If you’re a homeowner, odds are you don’t enjoy sifting through your mail and coming across your mortgage bill every month. So just imagine your shock and dismay if you opened the envelop, only to discover that your payment has inexplicably gone up. Conversely, you’d probably get excited and shout “woohoo!” if your payment went down, right?
There are several reasons why a monthly mortgage payment might change, and some homeowners might get confused when it happens. According to the Consumer Financial Protection Bureau, here are five common reasons your payment could go up or down:
1. You have an adjustable-rate mortgage (ARM) and the interest rate changed.
Check the type of mortgage you have. Some homeowners believe they have a fixed-rate mortgage loan, when their loan actually includes an adjustable rate. Many ARMs will start at a lower interest rate than fixed-rate mortgages, but when this introductory period is over, the interest rate will change, and the monthly payment will likely to go up.
2. You have an interest-only or pay-option loan and you’re starting to pay principal.
With these loans, you can postpone making principal payments for a while. That means that, for a period of time, you’re only paying off the interest that’s accumulating on the amount you borrowed to pay for your home. Eventually, you have to start paying principal, or the actual amount you owe on the home, and that’ll make your monthly payments go up.
3. You have an escrow account to pay for property taxes or homeowners insurance and those expenses changed.
With an escrow account, you pay certain property-related costs through your lender or servicer, little by little every month, instead of getting a big bill once or twice a year. Your property taxes and insurance premiums can fluctuate, and if they do, your monthly mortgage payment will change accordingly.
4. You were charged new fees. Your mortgage servicer may have charged you fees that increased your monthly payment. Check your monthly mortgage statement or any correspondence you recently received from your lender or servicer.

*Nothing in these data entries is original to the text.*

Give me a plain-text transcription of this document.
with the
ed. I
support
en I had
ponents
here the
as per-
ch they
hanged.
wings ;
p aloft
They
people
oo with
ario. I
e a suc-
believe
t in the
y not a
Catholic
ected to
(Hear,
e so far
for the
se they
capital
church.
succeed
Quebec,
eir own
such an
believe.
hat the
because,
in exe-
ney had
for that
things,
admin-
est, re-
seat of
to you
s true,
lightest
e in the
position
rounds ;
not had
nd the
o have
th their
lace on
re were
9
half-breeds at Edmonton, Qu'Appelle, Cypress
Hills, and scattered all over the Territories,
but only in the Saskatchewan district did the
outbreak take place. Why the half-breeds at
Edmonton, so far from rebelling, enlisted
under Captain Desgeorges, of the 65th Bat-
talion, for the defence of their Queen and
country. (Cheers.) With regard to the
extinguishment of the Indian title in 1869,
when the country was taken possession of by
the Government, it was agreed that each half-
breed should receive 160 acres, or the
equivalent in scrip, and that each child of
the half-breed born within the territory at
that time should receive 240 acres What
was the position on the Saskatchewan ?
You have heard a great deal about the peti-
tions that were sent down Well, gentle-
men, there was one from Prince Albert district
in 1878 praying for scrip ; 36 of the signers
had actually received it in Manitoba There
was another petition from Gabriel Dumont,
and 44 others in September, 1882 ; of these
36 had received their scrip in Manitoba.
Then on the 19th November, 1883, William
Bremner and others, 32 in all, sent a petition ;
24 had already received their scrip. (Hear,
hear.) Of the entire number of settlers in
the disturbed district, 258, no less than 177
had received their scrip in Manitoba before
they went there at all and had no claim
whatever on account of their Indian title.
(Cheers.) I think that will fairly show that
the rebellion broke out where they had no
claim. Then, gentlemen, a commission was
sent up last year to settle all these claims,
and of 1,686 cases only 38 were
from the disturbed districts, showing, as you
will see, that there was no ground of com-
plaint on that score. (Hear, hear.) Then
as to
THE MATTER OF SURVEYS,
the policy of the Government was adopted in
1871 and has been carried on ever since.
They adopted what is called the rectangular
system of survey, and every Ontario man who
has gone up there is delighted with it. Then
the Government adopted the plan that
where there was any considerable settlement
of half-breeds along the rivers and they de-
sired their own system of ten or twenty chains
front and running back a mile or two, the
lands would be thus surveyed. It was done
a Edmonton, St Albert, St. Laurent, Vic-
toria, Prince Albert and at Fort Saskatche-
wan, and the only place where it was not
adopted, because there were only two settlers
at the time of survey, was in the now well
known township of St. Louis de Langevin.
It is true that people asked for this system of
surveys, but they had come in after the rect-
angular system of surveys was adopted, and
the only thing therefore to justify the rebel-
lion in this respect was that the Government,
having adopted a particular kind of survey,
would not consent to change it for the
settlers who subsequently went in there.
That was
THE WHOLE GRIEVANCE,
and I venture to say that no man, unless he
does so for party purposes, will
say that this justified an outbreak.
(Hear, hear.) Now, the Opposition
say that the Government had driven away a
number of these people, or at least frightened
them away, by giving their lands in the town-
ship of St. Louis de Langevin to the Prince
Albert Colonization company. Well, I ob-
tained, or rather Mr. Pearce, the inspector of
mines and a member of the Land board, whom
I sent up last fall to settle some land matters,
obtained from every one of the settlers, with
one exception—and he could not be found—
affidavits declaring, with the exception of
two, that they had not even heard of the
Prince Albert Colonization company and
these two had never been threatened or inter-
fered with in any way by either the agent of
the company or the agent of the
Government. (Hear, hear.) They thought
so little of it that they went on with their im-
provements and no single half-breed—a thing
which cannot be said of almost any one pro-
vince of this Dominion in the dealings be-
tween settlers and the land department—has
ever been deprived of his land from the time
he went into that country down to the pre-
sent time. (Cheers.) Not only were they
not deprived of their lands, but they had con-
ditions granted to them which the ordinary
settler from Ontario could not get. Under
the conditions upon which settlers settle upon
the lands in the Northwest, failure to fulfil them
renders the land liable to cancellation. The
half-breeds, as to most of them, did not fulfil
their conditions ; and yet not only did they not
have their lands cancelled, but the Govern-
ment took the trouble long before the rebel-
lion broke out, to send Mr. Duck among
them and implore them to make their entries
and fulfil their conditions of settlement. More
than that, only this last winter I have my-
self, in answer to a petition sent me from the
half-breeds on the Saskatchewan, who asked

5. It’s also possible that your servicer simply made a mistake.
If you think your servicer made a mistake, call the company to check and request a corrected statement. If your servicer doesn’t fix the problem over the phone, send a notice of error to the company explaining why you think it made a mistake in calculating your loan payment. Make sure you send the letter to the address your servicer uses for errors and information requests. This address should be listed on your statement or the servicer’s website–it might be different from the address where you send your payments.
These and several other reasons can cause your monthly mortgage payment to go up or down. You may receive a notice before changes occur, and make sure to check your billing statement for an explanation. If you still don’t understand changes to your payments, or you suspect an error, call your mortgage servicer immediately.